Social psychology is an empirical science that studies how people think, influence, and are related to each other. This field focuses on how individuals perceive and influence each other. Social psychology also creates concepts of construction that describe how humans recognize, understand or interpret the environment. The editorial introduced the idea that people want to be seen well by others and looking like right. Others say that social environments in which people interact will influence behavior and thus suggest ideas of action.

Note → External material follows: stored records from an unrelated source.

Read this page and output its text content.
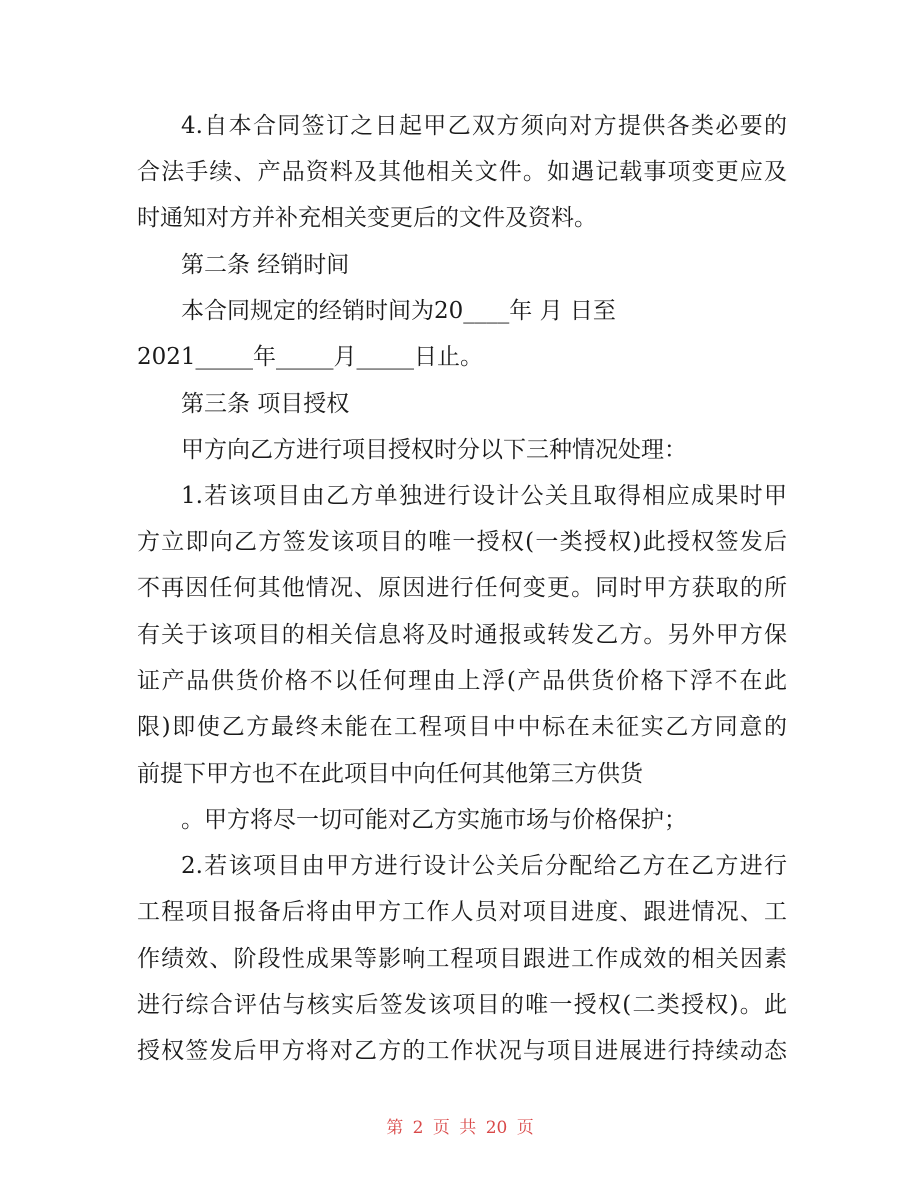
4.自本合同签订之日起甲乙双方须向对方提供各类必要的
合法手续、产品资料及其他相关文件。如遇记载事项变更应及
时通知对方并补充相关变更后的文件及资料。
第二条 经销时间
本合同规定的经销时间为20____年 月 日至
2021_____年_____月_____日止。
第三条 项目授权
甲方向乙方进行项目授权时分以下三种情况处理：
1.若该项目由乙方单独进行设计公关且取得相应成果时甲
方立即向乙方签发该项目的唯一授权(一类授权)此授权签发后
不再因任何其他情况、原因进行任何变更。同时甲方获取的所
有关于该项目的相关信息将及时通报或转发乙方。另外甲方保
证产品供货价格不以任何理由上浮(产品供货价格下浮不在此
限)即使乙方最终未能在工程项目中中标在未征实乙方同意的
前提下甲方也不在此项目中向任何其他第三方供货
。甲方将尽一切可能对乙方实施市场与价格保护；
2.若该项目由甲方进行设计公关后分配给乙方在乙方进行
工程项目报备后将由甲方工作人员对项目进度、跟进情况、工
作绩效、阶段性成果等影响工程项目跟进工作成效的相关因素
进行综合评估与核实后签发该项目的唯一授权(二类授权)。此
授权签发后甲方将对乙方的工作状况与项目进展进行持续动态
第 2 页 共 20 页
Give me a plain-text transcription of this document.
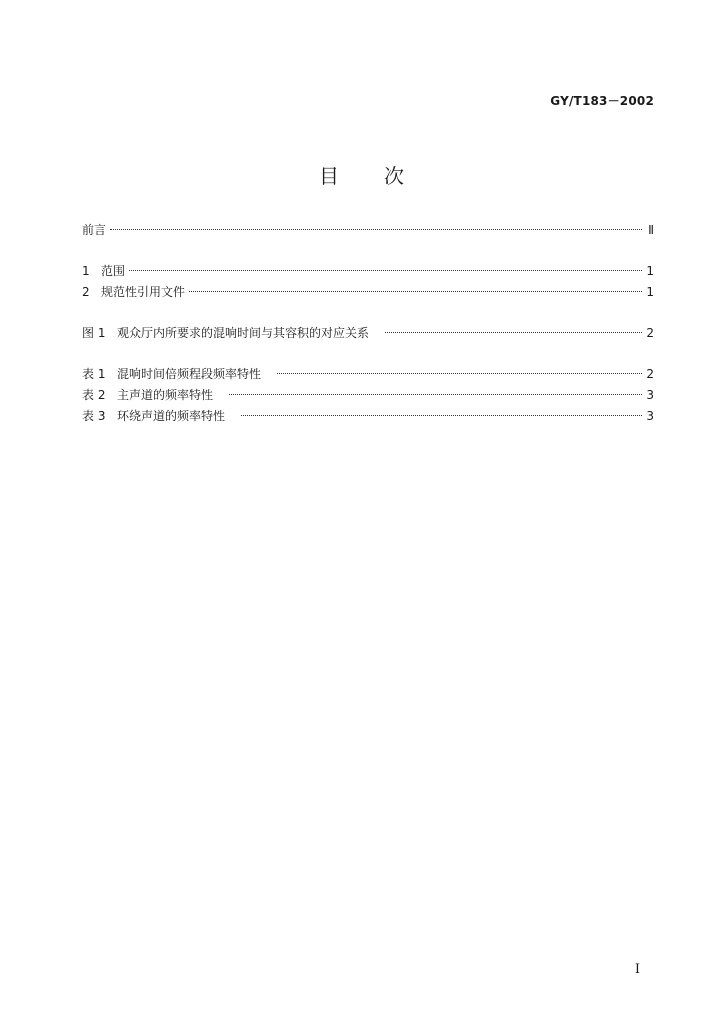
GY/T183－2002
目 次
前言	Ⅱ
1 范围	1
2 规范性引用文件	1
图 1 观众厅内所要求的混响时间与其容积的对应关系	2
表 1 混响时间倍频程段频率特性	2
表 2 主声道的频率特性	3
表 3 环绕声道的频率特性	3
I
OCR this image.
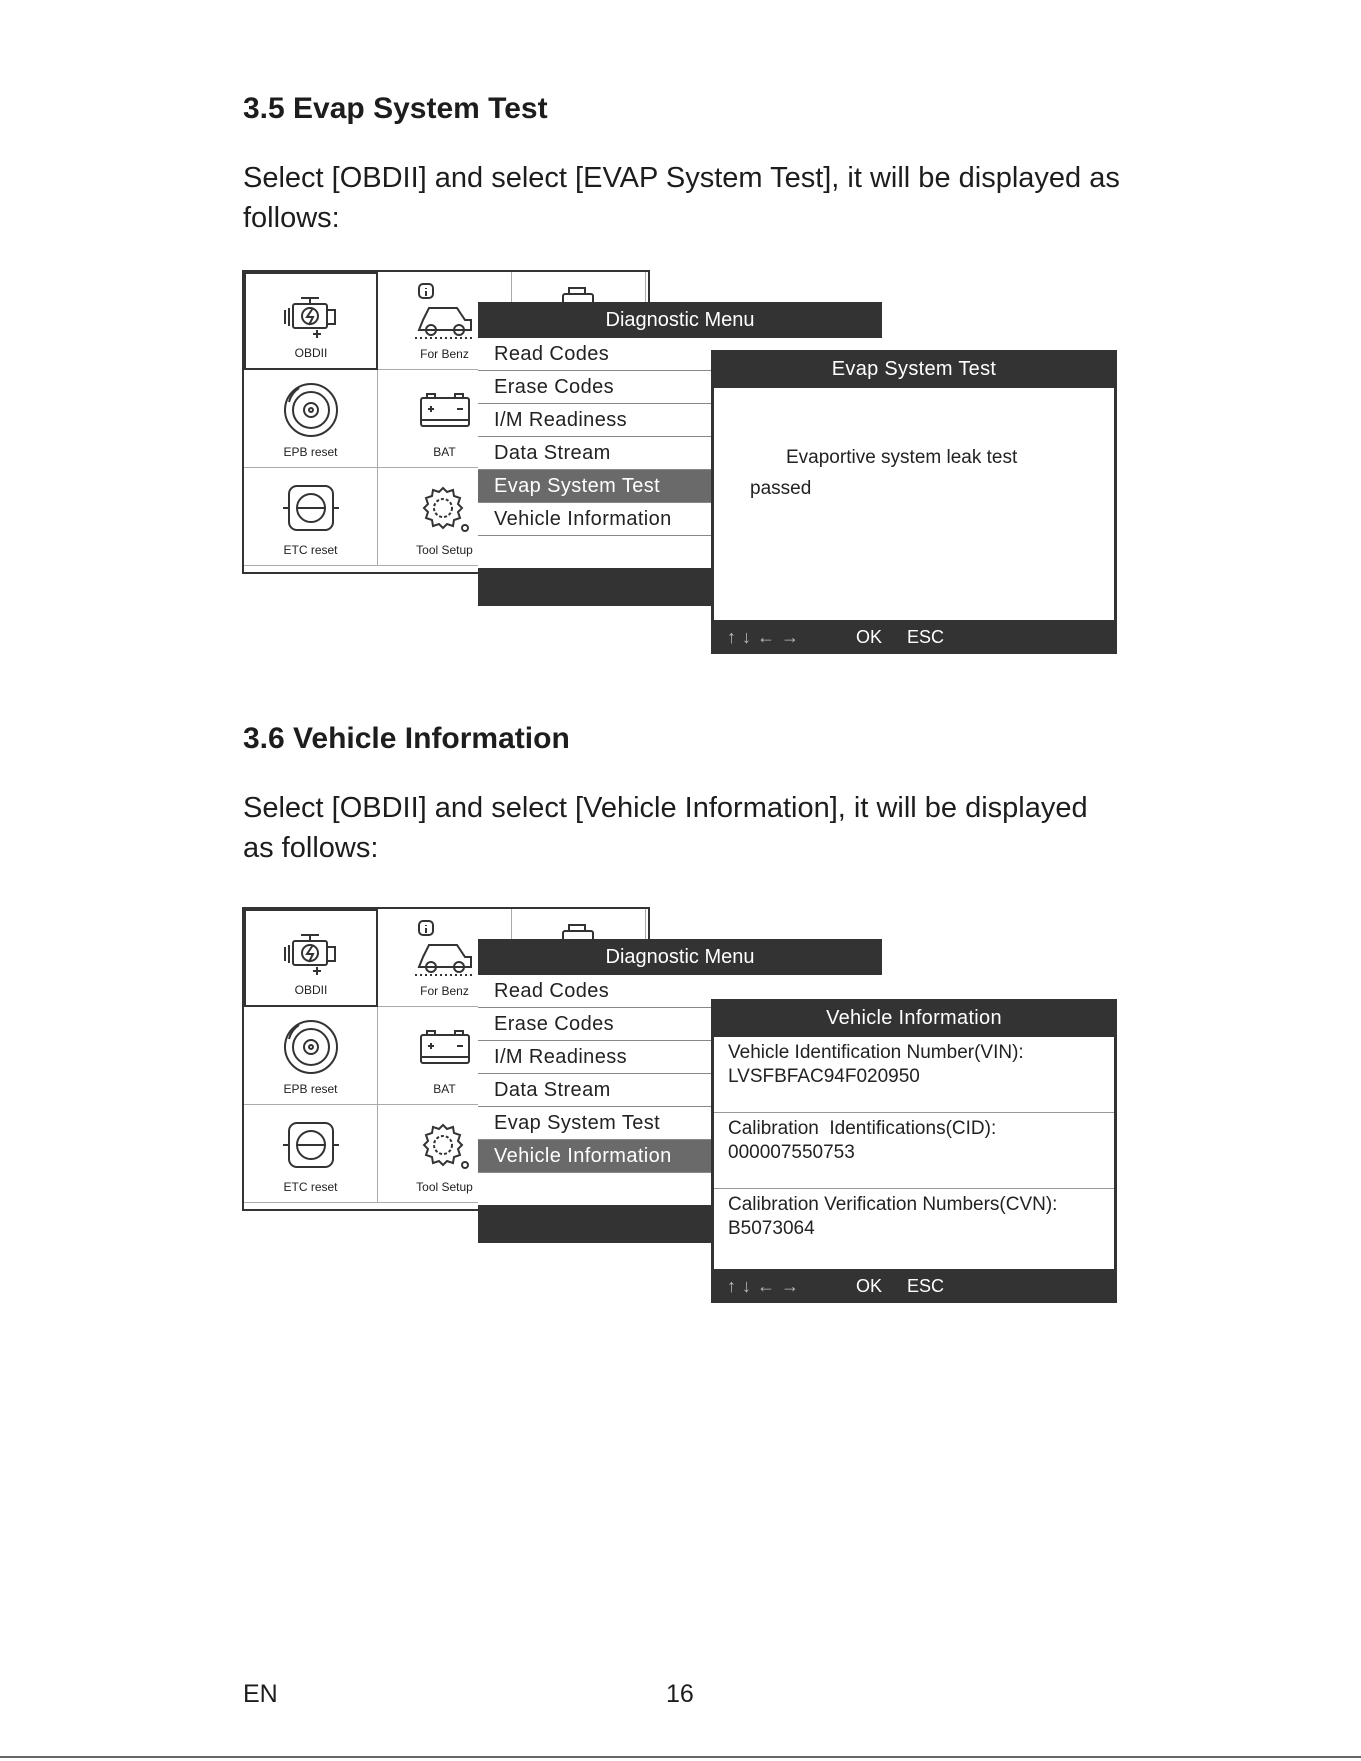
3.5 Evap System Test

Select [OBDII] and select [EVAP System Test], it will be displayed as follows:

OBDII	For Benz
EPB reset	BAT
ETC reset	Tool Setup
Diagnostic Menu
Read Codes
Erase Codes
I/M Readiness
Data Stream
Evap System Test
Vehicle Information
Evap System Test
Evaportive system leak test passed
↑↓←→	OK ESC
3.6 Vehicle Information

Select [OBDII] and select [Vehicle Information], it will be displayed as follows:

OBDII	For Benz
EPB reset	BAT
ETC reset	Tool Setup
Diagnostic Menu
Read Codes
Erase Codes
I/M Readiness
Data Stream
Evap System Test
Vehicle Information
Vehicle Information
Vehicle Identification Number(VIN):
LVSFBFAC94F020950
Calibration  Identifications(CID):
000007550753
Calibration Verification Numbers(CVN):
B5073064
↑↓←→	OK ESC
EN	16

Philip Zimbardo (1971) - Stanford University Prison Experiment - Dr. Philip Simbado created the Stanford Prison Experiment in 1971. Behavior This study included 24 students from 75 students randomly assigned a role, 12 were prison guards, 12 were prisoners. The establishment of the prison was built at the psychology department of Stanford University, the door was the door of the laboratory, replaced by reinforcing bars to create cells.
In Stanford Prison's experiment, Philip Zimbabwe has created an environment where students are likely to be offensive prison guards who have completely lost their attackers' classmates. Because this change is very rapid and profound, Zimbabwe was forced to quit the experiment. His comment is the power to shape the context of action. In the case of absolute power, the human characteristics of dark subconscious is easy to express. Teresa May was promoted to British Prime Minister. She was originally a discreet keeper of activity, and David Cameron believed that the UK is the European leader after the reform. Within a year, she not only focused on teaching the UK to withdraw from the EU, but also concentrating on doing so irrespective of cost.
Power may also cause more harmful attacks. In the famous Stanford Prison Experiment, a psychologist Philip Simbado appointed Stanford undergraduates randomly as prison guards or prisoners - this is an extreme power relationship. Prison security guards quickly fell into the most pure form of power abuse and psychologically afflicted their peers and prisoners. Likewise, anthropologists have discovered that the culture in which rape is prevalent and accepted is often a culture of superiority from men to women.